Re: Diagonal Stripes in Resizes

Re: Diagonal Stripes in Resizes
Fri, 02 Feb 2007 11:05:26 -060
Jess Fertudei wrote:

> Whenever I resize a photo (usually 50% to make it 1024x768) and it has
power
> lines or, more importantly railroad tracks... whatever the long straight
> object is... it distorts from perfectly sharp to having a 'candy cane' or
> 'barbers pole' type of diagonal stripe effect all along it.

Your image is made of colored dots called pixels. Pixels are
what represent the information in an image. When you make your
image 50% smaller in each dimension you throw away 75% of the
pixels. In other words you throw away 75% of the image information.
This naturally leads to problems. As an extreme example, imagine
trying to represent the entire scene using only one pixel. In
original large image you can represent the original abrupt edge
of a straight object (e.g. a rail) using several pixels to make
a smooth transition. After resizing smaller there aren't enough
pixels to do this and your edges get an aliasing artifact called
stair-stepping or jaggies. You call this a barber pole effect.
Technically, aliasing results from sampling theory which has
some rules about the number of samples (pixels) you must have
to represent a particular spatial frequency (fineness of detail).
The way to suppress aliasing effects is to remove the high
spatial frequencies (abrupt edges) that cannot be represented
by the smaller number of pixels in the new image prior to doing
the resizing.

> I could blur it,
> but that would defeat the entire projects (I need to do this often).

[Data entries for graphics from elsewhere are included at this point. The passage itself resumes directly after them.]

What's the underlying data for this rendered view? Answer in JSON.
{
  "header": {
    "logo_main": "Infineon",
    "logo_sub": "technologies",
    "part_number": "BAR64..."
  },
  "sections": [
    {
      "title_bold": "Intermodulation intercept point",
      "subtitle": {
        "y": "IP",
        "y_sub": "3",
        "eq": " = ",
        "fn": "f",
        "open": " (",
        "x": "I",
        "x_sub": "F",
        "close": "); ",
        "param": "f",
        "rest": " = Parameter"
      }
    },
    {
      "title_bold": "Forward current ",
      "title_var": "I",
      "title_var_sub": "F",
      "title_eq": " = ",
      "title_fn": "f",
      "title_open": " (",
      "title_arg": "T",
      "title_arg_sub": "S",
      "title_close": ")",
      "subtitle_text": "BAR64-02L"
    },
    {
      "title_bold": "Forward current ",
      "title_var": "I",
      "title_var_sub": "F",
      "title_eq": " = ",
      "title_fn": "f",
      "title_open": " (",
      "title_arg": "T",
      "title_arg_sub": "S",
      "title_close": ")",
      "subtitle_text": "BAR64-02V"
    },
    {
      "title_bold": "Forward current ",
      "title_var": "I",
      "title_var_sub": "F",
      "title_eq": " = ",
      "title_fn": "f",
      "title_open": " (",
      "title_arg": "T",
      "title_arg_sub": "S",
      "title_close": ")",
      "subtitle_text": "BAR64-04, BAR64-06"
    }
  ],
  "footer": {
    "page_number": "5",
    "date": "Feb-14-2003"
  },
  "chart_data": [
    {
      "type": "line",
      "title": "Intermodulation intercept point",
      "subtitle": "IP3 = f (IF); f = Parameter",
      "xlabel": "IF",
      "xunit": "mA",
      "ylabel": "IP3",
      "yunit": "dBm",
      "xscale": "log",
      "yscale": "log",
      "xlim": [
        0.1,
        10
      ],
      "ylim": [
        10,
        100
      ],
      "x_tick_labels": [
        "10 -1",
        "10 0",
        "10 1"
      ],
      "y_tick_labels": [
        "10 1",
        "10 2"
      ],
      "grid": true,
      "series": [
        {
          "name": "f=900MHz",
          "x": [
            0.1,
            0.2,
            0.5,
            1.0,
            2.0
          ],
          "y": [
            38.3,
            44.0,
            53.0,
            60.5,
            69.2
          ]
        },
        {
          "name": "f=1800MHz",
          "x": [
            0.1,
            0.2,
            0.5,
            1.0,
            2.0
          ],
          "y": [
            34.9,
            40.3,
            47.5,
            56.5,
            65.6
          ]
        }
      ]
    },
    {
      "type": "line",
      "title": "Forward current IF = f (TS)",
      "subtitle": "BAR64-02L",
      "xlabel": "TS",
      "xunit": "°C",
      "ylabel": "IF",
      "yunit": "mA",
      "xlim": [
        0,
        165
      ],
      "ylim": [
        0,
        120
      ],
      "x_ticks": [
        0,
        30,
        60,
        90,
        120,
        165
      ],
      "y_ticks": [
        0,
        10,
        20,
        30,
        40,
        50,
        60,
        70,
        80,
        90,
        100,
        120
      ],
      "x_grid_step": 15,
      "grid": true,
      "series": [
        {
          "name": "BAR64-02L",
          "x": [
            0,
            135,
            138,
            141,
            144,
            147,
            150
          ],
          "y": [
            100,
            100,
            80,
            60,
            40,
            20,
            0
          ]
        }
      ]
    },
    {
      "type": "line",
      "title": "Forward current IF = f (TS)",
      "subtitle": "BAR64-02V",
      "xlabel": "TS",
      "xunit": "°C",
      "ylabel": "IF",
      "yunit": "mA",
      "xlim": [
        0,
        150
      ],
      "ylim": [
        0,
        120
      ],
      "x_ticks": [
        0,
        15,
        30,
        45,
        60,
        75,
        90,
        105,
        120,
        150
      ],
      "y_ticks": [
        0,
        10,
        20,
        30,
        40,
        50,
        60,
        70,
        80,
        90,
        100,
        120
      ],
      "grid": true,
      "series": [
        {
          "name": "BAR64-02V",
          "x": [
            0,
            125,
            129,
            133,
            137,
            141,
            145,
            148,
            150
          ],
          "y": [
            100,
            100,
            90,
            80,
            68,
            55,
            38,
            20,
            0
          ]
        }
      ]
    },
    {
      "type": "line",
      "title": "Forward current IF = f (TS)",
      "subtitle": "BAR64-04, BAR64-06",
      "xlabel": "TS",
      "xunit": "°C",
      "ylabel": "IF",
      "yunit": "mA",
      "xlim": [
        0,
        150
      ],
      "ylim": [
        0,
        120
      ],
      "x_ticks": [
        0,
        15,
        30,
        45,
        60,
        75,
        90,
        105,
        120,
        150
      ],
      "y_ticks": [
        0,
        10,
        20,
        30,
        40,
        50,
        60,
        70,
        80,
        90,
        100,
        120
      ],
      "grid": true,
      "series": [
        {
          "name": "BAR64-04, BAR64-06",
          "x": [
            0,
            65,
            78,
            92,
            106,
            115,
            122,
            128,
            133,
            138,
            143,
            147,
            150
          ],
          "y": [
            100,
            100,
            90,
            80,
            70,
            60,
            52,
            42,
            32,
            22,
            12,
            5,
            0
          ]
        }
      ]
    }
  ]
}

I'm not sure what the first sentence above means. Doing something
often is not a problem if you do it right. (Upgrading to a version
of PSP that supports scripting automation wouldn't hurt either
but is not critical for something as simple as this.)

> I have tried to resize and resample in Irfanview also, and get the same
> effect.

This tells you that the problem is with what you are doing and
not with the software.

> Rails and power lines are very common in rail photography, and I see this
> happen a lot, so any suggestions as to how to avoid this would be
> appreciated.

What you do is this. First you blur your image slightly to remove
high spatial frequency detail that is too fine to represent in
the resized image. The proper amount of blurring depends on how
much you are going to resize. The smaller you want, the more you
would blur. To a certain degree the best level of blurring also
depends on the content of the image. There is no need to panic
about blurring the image because you are just removing stuff from
it that you can't represent properly and see adequately in a
smaller image with a lower information content. You probably need
to experiment a little with the best level of blurring. You should
apply the smallest amount of blur that is sufficient to remove
the jaggies you get after resizing. After blurring the image
resize it using the Smart Size setting. Optionally, you can
sharpen the image slightly after the resize to emphasize fine
detail. This won't bring back the jaggies. For this sharpening
try Unsharp Mask, Radius 1.0 to 2.0, Strength 20 to 100, Clipping
around 5 to 15. I've attached a simple image to illustrate what
happens under various conditions and why anti-aliasing (also a
kind of blurring) is related to the advice I've given you.